A significant difference in esRAGE levels was found between CPFE patients with and without the rs2070600 mutation — 503.8 pg/mL with vs. 651.5 pg/mL without the mutation. 

In contrast, esRAGE levels did not differ between COPD patients with and without the rs2070600 mutation. The rs2070600 mutation leads to a change from glycine amino acid (a building block of proteins) to serine at position 82 in the protein sequence, which is vital for RAGE function. 

“Taking the evidence together, rs2070600 seems to alter RAGE function, leading to reduced serum sRAGE in CPFE, confirming a genetic role in the pathogenesis of pulmonary fibrosis in CPFE,” the researchers wrote. 
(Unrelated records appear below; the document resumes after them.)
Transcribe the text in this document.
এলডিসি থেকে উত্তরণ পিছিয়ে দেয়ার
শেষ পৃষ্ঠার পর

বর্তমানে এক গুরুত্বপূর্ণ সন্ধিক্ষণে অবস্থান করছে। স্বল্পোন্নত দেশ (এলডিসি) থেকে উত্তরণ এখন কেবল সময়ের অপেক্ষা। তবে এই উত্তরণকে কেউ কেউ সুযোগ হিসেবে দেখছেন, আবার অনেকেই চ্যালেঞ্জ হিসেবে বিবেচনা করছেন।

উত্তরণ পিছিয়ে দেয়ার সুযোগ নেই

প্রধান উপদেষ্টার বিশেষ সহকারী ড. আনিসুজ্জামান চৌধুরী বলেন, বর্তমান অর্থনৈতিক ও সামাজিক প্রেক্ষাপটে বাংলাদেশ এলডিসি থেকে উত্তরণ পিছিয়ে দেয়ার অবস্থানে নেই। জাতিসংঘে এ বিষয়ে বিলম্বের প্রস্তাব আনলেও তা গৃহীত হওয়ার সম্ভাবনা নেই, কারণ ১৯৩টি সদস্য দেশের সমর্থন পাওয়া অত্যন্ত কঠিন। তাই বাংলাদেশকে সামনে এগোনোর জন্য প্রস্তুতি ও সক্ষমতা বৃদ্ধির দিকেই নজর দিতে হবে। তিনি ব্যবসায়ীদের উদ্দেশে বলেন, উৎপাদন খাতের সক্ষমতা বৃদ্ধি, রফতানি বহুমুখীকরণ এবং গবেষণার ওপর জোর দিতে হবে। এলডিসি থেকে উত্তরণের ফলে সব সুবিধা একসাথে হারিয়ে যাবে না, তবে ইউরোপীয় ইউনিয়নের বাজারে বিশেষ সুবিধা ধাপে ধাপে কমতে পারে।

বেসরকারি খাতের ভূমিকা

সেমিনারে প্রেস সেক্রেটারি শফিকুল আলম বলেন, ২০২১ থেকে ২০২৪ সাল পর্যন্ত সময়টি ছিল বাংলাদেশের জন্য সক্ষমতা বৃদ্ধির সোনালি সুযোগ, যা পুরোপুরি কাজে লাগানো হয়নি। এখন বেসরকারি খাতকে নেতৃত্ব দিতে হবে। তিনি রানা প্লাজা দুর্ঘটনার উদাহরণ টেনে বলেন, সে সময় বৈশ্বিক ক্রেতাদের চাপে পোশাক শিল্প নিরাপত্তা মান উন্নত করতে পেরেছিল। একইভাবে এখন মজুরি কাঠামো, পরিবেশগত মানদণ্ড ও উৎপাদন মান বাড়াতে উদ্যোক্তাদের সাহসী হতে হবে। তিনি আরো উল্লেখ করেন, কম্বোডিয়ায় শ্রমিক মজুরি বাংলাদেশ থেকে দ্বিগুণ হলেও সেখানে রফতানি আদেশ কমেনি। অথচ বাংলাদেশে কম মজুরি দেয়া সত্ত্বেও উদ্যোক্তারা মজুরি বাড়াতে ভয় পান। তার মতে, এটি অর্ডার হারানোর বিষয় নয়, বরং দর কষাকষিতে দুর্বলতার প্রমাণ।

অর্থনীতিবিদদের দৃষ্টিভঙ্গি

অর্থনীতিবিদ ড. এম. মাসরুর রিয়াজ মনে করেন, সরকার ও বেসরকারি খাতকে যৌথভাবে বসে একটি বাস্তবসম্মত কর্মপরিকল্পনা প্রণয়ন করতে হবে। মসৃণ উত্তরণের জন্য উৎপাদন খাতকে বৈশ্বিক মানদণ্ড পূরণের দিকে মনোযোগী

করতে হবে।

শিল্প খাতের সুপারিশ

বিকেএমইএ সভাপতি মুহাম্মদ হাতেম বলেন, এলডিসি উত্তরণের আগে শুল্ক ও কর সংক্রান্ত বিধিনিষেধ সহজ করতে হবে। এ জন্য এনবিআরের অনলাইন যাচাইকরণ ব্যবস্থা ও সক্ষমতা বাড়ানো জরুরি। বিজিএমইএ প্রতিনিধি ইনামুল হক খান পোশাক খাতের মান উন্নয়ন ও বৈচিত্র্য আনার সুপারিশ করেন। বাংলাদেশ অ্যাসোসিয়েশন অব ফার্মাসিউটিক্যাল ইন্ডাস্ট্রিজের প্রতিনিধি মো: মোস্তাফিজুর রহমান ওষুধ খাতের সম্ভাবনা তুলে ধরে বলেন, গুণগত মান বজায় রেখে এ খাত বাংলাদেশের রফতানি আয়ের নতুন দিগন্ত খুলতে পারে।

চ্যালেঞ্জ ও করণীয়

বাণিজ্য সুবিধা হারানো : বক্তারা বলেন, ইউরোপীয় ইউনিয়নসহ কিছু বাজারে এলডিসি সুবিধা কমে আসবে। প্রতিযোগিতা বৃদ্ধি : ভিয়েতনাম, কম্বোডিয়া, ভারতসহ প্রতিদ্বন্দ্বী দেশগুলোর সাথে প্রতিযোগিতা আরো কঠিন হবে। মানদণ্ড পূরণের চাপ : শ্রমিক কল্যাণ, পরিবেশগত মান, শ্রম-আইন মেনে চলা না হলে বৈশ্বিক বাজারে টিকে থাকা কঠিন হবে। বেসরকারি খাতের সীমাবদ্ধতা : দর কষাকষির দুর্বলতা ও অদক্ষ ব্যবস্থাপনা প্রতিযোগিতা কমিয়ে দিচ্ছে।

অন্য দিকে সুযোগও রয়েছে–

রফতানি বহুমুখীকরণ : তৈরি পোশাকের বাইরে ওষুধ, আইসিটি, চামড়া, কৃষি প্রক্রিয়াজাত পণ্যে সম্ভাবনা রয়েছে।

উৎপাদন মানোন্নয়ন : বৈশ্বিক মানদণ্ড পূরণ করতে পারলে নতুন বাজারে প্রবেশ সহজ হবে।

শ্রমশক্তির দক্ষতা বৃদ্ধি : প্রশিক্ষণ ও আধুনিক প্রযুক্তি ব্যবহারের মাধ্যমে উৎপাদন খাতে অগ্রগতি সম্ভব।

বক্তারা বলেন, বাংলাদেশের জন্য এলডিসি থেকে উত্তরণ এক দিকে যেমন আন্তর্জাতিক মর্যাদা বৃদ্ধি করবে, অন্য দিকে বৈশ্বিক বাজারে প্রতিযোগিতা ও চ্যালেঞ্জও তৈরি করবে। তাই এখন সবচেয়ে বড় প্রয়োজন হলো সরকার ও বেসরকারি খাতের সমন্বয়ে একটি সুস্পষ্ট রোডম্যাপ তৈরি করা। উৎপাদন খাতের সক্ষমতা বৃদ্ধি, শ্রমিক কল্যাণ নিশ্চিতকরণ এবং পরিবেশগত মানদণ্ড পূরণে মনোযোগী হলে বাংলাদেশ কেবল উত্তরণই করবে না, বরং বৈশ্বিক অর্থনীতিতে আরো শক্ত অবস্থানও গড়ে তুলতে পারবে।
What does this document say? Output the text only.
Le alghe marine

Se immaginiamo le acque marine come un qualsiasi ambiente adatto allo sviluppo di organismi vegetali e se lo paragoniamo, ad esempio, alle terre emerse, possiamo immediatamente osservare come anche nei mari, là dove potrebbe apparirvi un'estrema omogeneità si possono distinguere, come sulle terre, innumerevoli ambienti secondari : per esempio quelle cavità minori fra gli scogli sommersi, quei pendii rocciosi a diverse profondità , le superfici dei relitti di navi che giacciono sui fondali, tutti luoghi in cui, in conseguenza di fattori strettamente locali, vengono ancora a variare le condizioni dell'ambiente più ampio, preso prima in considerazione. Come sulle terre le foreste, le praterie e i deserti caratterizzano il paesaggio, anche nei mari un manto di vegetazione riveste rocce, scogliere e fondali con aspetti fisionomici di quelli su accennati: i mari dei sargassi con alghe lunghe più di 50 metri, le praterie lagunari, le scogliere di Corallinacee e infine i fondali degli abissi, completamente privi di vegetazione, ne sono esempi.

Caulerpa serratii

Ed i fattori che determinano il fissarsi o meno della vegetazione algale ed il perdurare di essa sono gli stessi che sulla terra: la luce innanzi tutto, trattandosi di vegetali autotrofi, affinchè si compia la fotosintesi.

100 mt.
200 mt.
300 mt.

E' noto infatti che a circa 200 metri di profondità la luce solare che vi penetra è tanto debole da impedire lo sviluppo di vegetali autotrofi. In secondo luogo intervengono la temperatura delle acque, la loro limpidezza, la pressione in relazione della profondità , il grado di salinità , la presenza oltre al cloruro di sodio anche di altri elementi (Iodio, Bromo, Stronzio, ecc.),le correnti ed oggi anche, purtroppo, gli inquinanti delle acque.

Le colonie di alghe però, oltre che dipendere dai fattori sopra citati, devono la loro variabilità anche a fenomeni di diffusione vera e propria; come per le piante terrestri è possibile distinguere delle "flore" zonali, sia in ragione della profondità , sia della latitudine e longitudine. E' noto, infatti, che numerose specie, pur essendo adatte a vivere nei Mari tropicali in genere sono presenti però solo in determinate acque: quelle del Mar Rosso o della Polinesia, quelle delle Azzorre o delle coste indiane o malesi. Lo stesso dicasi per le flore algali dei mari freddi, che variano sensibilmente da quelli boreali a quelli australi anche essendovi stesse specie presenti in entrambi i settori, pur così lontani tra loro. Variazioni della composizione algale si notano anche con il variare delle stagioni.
A statistical analysis showed an independent correlation between the rs2070600 mutation and the reduced sRAGE levels in CPFE patients. This correlation was not found in COPD patients. The other two mutations showed no significant associations with serum RAGE levels in either patient group.

Lung cancer is a frequent complication of CPFE, and was present in 73.9% of CPFE patients and 43.3% of COPD patients included in this study. Of note, the frequencies of the three mutations were not significantly different between patients with lung cancer and those without. 

“In conclusion, the AGER rs2070600 SNP (Gly82Ser mutation) was associated with the pathogenesis of pulmonary fibrosis in CPFE in Japanese patients,” the researchers wrote.